Köpeği bıraktığı sokağa dek seri adımlarla yürüdü. Hemen solda bulunan bahçeli ve korunaklı tek katlı evin gözlerine takıldı. Bahçeden içeri girdi. Buzlanmaya karşı beş merdiveni oldukça dikkatli çıktı ve zili çaldı. İzin isteyerek köpeği bahçenin köşesine koyabilirdi. Böylelikle sevimli hayvan yakıcı kış soğuğundan korunarak yaşamı, yahut sağlığı koruyabilirdi. Kapı açıldı. Kendi yaşlarında bir genç kız, hırkasının önünü kapatarak gözlerine baktı.
"Buyurun."
"Bu sokaktan geçiyordum, köşede küçük bir köpeğin soğuktan titrediğini gördüm. Alt sokaktan bir battaniye satın aldım ve sokağınıza biraz bakındım.
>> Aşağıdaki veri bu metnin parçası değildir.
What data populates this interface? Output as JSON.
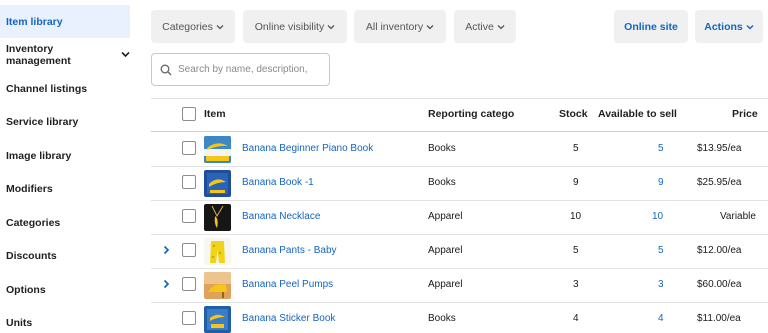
{
  "sidebar": {
    "items": [
      {
        "label": "Item library",
        "active": true
      },
      {
        "label": "Inventory management",
        "active": false,
        "has_chevron": true
      },
      {
        "label": "Channel listings",
        "active": false
      },
      {
        "label": "Service library",
        "active": false
      },
      {
        "label": "Image library",
        "active": false
      },
      {
        "label": "Modifiers",
        "active": false
      },
      {
        "label": "Categories",
        "active": false
      },
      {
        "label": "Discounts",
        "active": false
      },
      {
        "label": "Options",
        "active": false
      },
      {
        "label": "Units",
        "active": false
      }
    ]
  },
  "toolbar": {
    "categories_label": "Categories",
    "online_visibility_label": "Online visibility",
    "all_inventory_label": "All inventory",
    "active_label": "Active",
    "online_site_label": "Online site",
    "actions_label": "Actions"
  },
  "search": {
    "placeholder": "Search by name, description,"
  },
  "table": {
    "headers": {
      "item": "Item",
      "reporting_category": "Reporting catego",
      "stock": "Stock",
      "available": "Available to sell",
      "price": "Price"
    },
    "rows": [
      {
        "name": "Banana Beginner Piano Book",
        "category": "Books",
        "stock": "5",
        "available": "5",
        "price": "$13.95/ea",
        "expandable": false,
        "thumb": "piano-book"
      },
      {
        "name": "Banana Book -1",
        "category": "Books",
        "stock": "9",
        "available": "9",
        "price": "$25.95/ea",
        "expandable": false,
        "thumb": "book"
      },
      {
        "name": "Banana Necklace",
        "category": "Apparel",
        "stock": "10",
        "available": "10",
        "price": "Variable",
        "expandable": false,
        "thumb": "necklace"
      },
      {
        "name": "Banana Pants - Baby",
        "category": "Apparel",
        "stock": "5",
        "available": "5",
        "price": "$12.00/ea",
        "expandable": true,
        "thumb": "pants"
      },
      {
        "name": "Banana Peel Pumps",
        "category": "Apparel",
        "stock": "3",
        "available": "3",
        "price": "$60.00/ea",
        "expandable": true,
        "thumb": "pumps"
      },
      {
        "name": "Banana Sticker Book",
        "category": "Books",
        "stock": "4",
        "available": "4",
        "price": "$11.00/ea",
        "expandable": false,
        "thumb": "sticker-book"
      }
    ]
  },
  "colors": {
    "accent": "#1565c0",
    "active_nav_bg": "#e8f1fd",
    "chip_bg": "#f0f0f0"
  }
}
Bahçeniz oldukça korunaklı, en azından bir kaç günlüğüne bahçenizde dursa olur mu?"
"Çok isterim, ama annem kızıyor."
Kapıya gelen oldukça bakımlı, orta yaşlardaki kadın zili çalan kişiyi süzdü ve kızına döndü: "Ben çıkıyorum tatlım, büroya geç kalacağım," dedi ve kapının ağzında bekleyen Elif'e öylesine bir bakış attı. "Arkadaşın mı Rüya?"
"Arkadaşı değilim."
"Dışarıda üşüyen yavru bir köpek gördüm, ayaz günler son bulana kadar bahçenize koymak için izin istiyorum."
"Tabii. Biz görsek direkt bahçeye alırdık."
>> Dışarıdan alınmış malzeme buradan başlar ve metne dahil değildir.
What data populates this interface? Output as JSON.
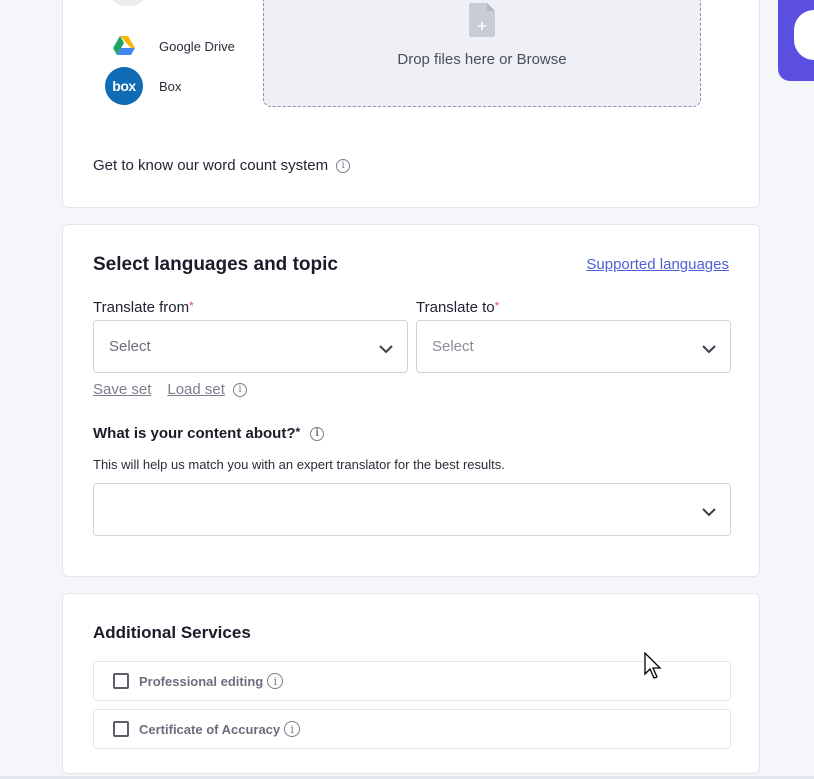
{
  "upload": {
    "sources": [
      {
        "name": "Google Drive",
        "icon": "google-drive-icon"
      },
      {
        "name": "Box",
        "icon": "box-icon",
        "logo_text": "box"
      }
    ],
    "dropzone_text": "Drop files here or Browse",
    "word_count_text": "Get to know our word count system"
  },
  "languages": {
    "title": "Select languages and topic",
    "supported_link": "Supported languages",
    "from": {
      "label": "Translate from",
      "required_mark": "*",
      "placeholder": "Select"
    },
    "to": {
      "label": "Translate to",
      "required_mark": "*",
      "placeholder": "Select"
    },
    "save_set": "Save set",
    "load_set": "Load set",
    "content_question": "What is your content about?",
    "content_required_mark": "*",
    "content_help": "This will help us match you with an expert translator for the best results.",
    "content_value": ""
  },
  "services": {
    "title": "Additional Services",
    "items": [
      {
        "label": "Professional editing",
        "checked": false
      },
      {
        "label": "Certificate of Accuracy",
        "checked": false
      }
    ]
  },
  "colors": {
    "accent": "#5a4fe0",
    "link": "#4e5fd6",
    "required": "#e0544c"
  }
}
"Kızınız pek öyle söylemedi."
"Kızım köpeklerden korkar."
"Doğrudur. Minik yavrunun orada öylece titremesine göz yumamadım. Bu tarz durumlara çok hassas olmamız lazım değil mi? Onlara bizim sahip çıkmamız, kucaklamamız gerek. İnsanlık görevimiz."
"Haklısın kızım."
"İçeriden köpeğin yiyebileceği bir şeyler ayarla Rüya, oldu mu?"
"Peki anne."
Kız ayaklarını sürüyerek umursamazca içeri gittiğinde, kadın gözlerini Elif'e dikti.
"Ne kadar mutlu olduğumu bilemezsin, hep yeni neslin umursamazlığından yakınırdım. Senin gibi gençlerin olmasından gurur duyuyorum."
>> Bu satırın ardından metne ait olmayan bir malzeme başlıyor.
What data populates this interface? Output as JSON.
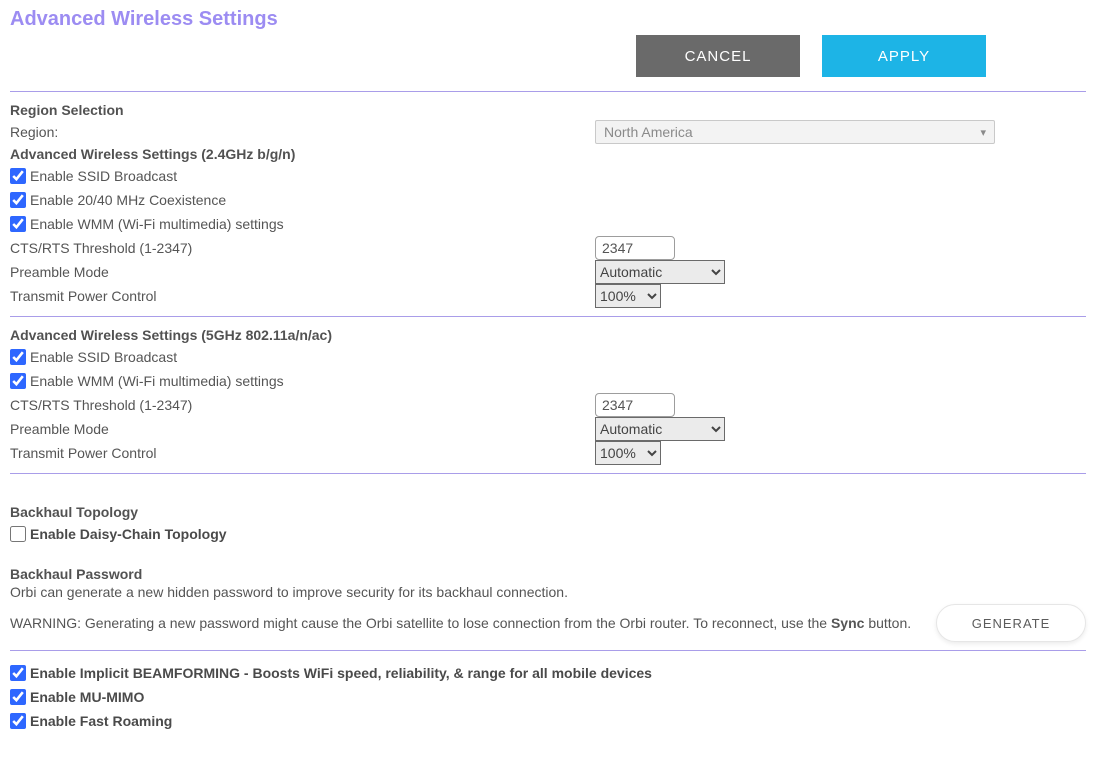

Tebessüm etmekle yetindi ve iyi akşamlar dileyerek, bahçenin en soğuk almaz bölgesine battaniyeyi serdi. Dışarıda titreyen küçük köpeği bahçeden içeri kucağında getirerek, battaniyenin arasına yerleştirdi ve üzerini örttü. Karlı yerleri hızla adımladı ve sokağın köşesine geldi.
Takip ettiği adımları tamamen kaybetmişti, nereye gittiğine dair hiçbir iz yoktu. Yada belki de vardı. Ayak izleri gözlerine takıldığında, yavaş ve sağlam adımlarla takip etti. Yaklaşık on dakika yürüdü ve izler, bir yeraltı kafesinin hemen dibinde bitti. Ailelerin geleceği, temiz bir mekanla yakından uzaktan ilgisi yoktu. Derince soluğunu son kez dışarıda alarak verdi ve çevik adımları içeri girdi.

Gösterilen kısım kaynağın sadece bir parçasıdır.